The consensus among those on the right-hand second row of the court room yesterday was that the defense’s rambling, repetitive approach to cross examination is a deliberate strategy to wear the jury down — to lull them into reasonable doubt by making Fitzgerald’s crisp narrative (Basically: “He lied. And he meant to lie.”) seem like a distant memory.
The strategy is working on reporters, at least. The long-winded explication of minor incidents (remember the great Buffalo News Mark Sommers controversy of 2004!?!), plus the warm room and the white noise machine that renders sidebar conversations inaudible has certainly seemed to heighten the suggestibility of some press commentators on the trial.
Hence the mainstream media’s uniformity of coverage regarding yesterday’s testimony. All together now: Isn’t it weird to see Tim Russert answering questions, instead of asking them? This was the main thrust of the stories in both the WP and NYT, as well as Forbes. At least when bloggers are being lazy, they get to stay in their pajamas.
But yesterday’s questioning also revealed a deeper and more subtle irony, one that, so far, has only been seized upon by bloggers: Tim Russert’s initial righteous refusal to submit to a grand jury subpoena about his conversations with Scooter Libby came after he had already talked quite freely with an FBI agent about that very conversation.
Russert’s defense for the change of heart (“Let me tell you about Scooter” vs. “I am a journalist and that is all you will get from me!”) cuts some very fine distinctions. First, Russert argued that the FBI agent asked only about his end of the conversation, based on information he had already gotten from Libby. By this logic, Russert was not revealing his source nor was he telling the FBI what information he got from the source. All of which makes sense — except when you recall Russert and NBC’s later motion to quash the subpoena claimed that Libby was a source, and that Russert would refuse to even acknowledge that the conversation took place, much less confirm his exact words in it.
The other straw Russert grasped has slightly more substance: He talked to the FBI agent because the agent’s questions were limited in scope. The initial grand jury subpoena, on the other hand, could have led to a “fishing expedition,” requiring Russert to admit to all sort of conversations with all sorts of officials. Ultimately, Russert did comply with the subpoena, after negotiating with the special counsel to also limit the scope of his questions.

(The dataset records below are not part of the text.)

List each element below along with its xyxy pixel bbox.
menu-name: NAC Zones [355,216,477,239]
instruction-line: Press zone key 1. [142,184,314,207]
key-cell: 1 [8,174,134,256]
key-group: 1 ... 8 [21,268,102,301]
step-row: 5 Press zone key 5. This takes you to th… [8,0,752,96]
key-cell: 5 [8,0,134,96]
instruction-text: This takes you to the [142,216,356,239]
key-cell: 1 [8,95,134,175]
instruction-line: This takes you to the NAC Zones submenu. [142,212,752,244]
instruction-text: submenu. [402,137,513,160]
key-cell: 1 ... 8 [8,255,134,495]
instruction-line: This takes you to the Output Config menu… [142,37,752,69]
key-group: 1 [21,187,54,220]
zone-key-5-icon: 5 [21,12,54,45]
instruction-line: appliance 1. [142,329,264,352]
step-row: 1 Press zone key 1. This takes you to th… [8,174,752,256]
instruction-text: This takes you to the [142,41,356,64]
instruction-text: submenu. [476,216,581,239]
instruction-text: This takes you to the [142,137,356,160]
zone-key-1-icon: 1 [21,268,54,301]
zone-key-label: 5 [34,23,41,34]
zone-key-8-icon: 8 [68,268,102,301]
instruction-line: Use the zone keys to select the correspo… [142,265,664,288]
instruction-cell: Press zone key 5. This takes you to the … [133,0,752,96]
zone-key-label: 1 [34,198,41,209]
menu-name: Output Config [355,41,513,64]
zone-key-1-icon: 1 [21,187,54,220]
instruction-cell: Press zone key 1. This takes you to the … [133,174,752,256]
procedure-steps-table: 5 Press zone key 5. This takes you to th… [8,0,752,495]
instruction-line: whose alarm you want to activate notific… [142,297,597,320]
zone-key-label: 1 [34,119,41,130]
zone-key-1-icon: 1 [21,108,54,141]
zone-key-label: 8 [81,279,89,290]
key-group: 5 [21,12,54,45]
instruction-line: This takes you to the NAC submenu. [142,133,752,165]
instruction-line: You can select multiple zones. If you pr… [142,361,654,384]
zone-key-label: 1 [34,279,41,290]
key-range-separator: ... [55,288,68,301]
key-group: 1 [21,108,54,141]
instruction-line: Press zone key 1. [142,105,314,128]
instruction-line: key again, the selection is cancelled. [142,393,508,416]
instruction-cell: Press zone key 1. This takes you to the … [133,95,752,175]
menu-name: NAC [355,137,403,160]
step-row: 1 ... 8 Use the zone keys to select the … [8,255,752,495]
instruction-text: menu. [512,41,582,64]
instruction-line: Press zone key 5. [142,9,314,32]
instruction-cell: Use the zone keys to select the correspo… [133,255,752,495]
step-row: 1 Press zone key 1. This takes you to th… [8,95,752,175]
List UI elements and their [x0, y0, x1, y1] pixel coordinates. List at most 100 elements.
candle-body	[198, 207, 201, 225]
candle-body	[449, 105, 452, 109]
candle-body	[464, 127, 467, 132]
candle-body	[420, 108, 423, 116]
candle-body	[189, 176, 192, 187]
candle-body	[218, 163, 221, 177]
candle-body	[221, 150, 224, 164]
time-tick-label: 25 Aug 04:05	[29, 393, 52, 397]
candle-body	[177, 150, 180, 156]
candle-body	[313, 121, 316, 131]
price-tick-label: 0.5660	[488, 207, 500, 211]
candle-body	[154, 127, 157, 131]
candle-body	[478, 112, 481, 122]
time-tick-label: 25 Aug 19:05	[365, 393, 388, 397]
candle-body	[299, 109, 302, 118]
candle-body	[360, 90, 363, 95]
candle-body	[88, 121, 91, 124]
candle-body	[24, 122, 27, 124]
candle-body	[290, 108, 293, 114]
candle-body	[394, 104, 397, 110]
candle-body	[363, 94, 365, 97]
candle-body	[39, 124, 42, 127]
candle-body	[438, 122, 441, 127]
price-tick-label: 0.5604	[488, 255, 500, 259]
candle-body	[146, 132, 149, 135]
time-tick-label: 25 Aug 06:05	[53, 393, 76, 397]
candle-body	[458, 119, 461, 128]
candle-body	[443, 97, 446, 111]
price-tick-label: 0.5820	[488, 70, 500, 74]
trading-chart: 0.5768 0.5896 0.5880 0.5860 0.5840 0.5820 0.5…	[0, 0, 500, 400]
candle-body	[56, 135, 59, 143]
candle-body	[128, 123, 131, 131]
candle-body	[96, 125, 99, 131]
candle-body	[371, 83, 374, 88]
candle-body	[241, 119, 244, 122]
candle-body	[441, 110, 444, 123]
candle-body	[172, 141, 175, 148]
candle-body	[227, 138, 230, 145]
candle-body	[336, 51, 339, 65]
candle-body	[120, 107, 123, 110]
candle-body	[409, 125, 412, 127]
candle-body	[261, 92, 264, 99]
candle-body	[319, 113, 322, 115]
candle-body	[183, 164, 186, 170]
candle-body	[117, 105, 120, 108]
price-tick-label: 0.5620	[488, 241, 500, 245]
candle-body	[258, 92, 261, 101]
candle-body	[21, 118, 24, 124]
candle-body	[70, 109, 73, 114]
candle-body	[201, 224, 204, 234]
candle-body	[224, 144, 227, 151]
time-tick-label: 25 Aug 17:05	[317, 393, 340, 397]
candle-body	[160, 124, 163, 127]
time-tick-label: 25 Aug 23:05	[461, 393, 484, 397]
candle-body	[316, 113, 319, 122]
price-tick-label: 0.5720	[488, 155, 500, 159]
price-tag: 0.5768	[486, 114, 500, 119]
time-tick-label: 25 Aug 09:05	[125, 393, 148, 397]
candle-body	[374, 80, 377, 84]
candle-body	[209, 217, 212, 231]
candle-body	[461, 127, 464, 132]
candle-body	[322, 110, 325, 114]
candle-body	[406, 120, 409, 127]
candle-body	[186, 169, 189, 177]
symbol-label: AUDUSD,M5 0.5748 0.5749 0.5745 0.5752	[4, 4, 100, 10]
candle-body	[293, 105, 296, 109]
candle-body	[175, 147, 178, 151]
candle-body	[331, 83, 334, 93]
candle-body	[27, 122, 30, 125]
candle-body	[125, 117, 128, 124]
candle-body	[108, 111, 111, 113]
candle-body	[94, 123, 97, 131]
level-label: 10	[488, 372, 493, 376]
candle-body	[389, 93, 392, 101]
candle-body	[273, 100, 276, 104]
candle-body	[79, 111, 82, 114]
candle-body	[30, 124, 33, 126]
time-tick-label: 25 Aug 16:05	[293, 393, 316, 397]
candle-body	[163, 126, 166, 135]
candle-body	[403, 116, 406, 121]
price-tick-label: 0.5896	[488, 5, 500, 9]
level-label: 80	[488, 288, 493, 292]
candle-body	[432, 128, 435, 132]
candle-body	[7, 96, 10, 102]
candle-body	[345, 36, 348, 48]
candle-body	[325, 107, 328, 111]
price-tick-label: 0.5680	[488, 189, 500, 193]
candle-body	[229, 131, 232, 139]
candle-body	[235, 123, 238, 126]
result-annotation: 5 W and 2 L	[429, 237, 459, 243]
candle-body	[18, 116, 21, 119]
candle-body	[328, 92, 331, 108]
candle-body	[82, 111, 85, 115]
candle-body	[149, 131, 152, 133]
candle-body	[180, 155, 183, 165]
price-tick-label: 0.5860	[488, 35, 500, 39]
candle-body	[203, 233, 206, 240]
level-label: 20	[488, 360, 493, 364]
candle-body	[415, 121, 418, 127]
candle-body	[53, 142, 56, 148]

I have no idea what the jury might make of Russert’s wriggliness. It may seem a straightforward case of hypocrisy — certainly, that’s what the defense would like the jury to think, a position that, oddly, puts the Libby defense team squarely on the side of the lefty blogosphere. Of course, Libby’s lawyers have different reasons for wanting to make Russert seem slimy.

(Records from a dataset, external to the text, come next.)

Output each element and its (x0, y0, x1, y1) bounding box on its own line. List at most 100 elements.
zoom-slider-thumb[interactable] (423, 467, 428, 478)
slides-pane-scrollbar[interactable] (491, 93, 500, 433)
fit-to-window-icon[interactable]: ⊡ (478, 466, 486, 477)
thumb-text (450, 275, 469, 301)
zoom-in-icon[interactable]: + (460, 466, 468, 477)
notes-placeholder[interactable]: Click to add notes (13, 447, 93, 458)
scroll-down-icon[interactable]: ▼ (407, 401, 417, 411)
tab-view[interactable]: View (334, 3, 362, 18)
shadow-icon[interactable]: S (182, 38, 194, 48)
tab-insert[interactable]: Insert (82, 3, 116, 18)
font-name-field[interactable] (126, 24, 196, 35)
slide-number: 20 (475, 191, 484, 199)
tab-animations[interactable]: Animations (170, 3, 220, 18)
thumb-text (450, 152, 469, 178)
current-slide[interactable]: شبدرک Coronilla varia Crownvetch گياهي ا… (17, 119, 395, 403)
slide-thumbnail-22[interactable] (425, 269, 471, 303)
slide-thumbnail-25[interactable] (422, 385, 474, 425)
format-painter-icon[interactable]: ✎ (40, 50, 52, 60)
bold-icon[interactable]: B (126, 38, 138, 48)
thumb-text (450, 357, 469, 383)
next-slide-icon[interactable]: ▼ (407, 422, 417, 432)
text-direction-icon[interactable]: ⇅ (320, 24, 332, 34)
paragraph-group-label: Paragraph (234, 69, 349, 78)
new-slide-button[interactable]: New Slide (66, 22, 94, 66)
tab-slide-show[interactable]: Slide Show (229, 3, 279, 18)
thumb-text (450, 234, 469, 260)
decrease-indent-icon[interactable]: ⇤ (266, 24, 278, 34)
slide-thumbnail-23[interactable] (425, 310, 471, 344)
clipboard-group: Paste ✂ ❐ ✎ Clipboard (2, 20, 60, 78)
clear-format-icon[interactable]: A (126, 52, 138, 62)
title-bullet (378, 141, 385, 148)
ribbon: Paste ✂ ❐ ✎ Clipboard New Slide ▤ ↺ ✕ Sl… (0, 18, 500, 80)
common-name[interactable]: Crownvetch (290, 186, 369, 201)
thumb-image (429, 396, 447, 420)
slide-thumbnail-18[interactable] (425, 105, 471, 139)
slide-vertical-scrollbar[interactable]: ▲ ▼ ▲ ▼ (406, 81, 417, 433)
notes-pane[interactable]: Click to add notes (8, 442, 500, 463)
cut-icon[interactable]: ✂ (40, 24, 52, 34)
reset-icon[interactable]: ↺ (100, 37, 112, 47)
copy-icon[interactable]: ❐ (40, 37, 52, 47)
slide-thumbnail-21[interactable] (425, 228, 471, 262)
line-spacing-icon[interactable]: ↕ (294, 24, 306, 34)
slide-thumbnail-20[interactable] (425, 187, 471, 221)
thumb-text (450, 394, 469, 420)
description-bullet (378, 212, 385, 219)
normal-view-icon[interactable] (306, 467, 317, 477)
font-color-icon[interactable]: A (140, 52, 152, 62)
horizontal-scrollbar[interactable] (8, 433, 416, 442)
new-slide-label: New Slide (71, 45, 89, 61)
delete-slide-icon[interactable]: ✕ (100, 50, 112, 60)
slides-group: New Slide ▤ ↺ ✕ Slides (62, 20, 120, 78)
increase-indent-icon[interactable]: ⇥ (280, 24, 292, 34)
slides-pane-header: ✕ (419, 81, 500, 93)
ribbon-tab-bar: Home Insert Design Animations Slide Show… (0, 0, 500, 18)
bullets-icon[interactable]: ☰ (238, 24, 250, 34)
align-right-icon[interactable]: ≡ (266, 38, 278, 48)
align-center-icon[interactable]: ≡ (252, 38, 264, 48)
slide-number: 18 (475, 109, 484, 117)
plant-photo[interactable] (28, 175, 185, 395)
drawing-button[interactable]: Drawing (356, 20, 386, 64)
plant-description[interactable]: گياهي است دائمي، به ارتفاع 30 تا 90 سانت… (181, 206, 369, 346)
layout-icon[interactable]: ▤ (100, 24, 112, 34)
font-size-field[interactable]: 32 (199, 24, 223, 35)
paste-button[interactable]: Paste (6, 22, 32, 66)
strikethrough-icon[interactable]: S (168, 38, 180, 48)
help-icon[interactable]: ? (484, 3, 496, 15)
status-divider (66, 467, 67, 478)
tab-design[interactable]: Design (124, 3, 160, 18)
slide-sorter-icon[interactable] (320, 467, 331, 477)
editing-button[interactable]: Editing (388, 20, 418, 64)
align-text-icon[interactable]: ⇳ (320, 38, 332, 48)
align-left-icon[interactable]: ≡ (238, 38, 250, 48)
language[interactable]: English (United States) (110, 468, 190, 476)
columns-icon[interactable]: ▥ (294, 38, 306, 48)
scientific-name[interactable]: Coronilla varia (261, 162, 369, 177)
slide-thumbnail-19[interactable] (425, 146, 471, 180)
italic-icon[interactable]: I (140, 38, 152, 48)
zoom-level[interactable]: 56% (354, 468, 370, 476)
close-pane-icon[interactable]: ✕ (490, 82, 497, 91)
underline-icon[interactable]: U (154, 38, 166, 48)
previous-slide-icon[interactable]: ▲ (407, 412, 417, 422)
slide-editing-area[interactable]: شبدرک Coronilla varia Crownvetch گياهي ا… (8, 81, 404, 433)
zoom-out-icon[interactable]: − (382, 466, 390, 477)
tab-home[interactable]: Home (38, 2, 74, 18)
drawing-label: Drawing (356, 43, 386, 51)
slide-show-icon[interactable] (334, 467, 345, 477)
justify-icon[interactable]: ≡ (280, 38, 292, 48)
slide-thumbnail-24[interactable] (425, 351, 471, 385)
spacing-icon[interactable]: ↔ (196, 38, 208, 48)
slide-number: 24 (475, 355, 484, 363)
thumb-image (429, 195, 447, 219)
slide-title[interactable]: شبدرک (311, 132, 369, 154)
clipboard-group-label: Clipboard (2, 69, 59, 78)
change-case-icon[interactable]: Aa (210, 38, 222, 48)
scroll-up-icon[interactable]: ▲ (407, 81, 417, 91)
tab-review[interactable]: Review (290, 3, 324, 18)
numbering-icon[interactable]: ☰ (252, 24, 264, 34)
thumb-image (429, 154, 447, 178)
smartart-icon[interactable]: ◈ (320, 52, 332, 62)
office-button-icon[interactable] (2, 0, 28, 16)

For the lawyers, it just goes to the general atmosphere of mistrust of reporters they’d like to sow among the jury. For the lefty blogosphere, it’s part of their long-running feud against the mainstream media, proving yet again that Washington is one roving cocktail party where no one is serious about the news and personal relationships trump national interest, and, even more specifically, that Russert unnecessarily gummed up the wheels of justice, thus preventing Fitzgerald from moving more quickly to … to … I suppose get Libby on trial even earlier.
The media’s knee-jerk reaction to subpoenas probably doesn’t make sense to anyone whose livelihood is not wrapped up in the conventions of traditional journalism. Under those conventions, all threats to the First Amendment must be answered in a tone of high moral dudgeon. These proclamations look pompous and self-serving when deployed by the GE-owned broadcast network on the part of a well-paid talk show host — over a matter that has at its core shockingly petty yet potentially criminal behavior on the part of the Office of the Vice President. But remember, the no less jowly but exponentially sleazier Larry Flynt got to play a similar role, trying to protect subject matter less tragic but just as disgusting. The press doesn’t get to pick its martyrs — and those who really want the role are rarely the ones you want to see in it.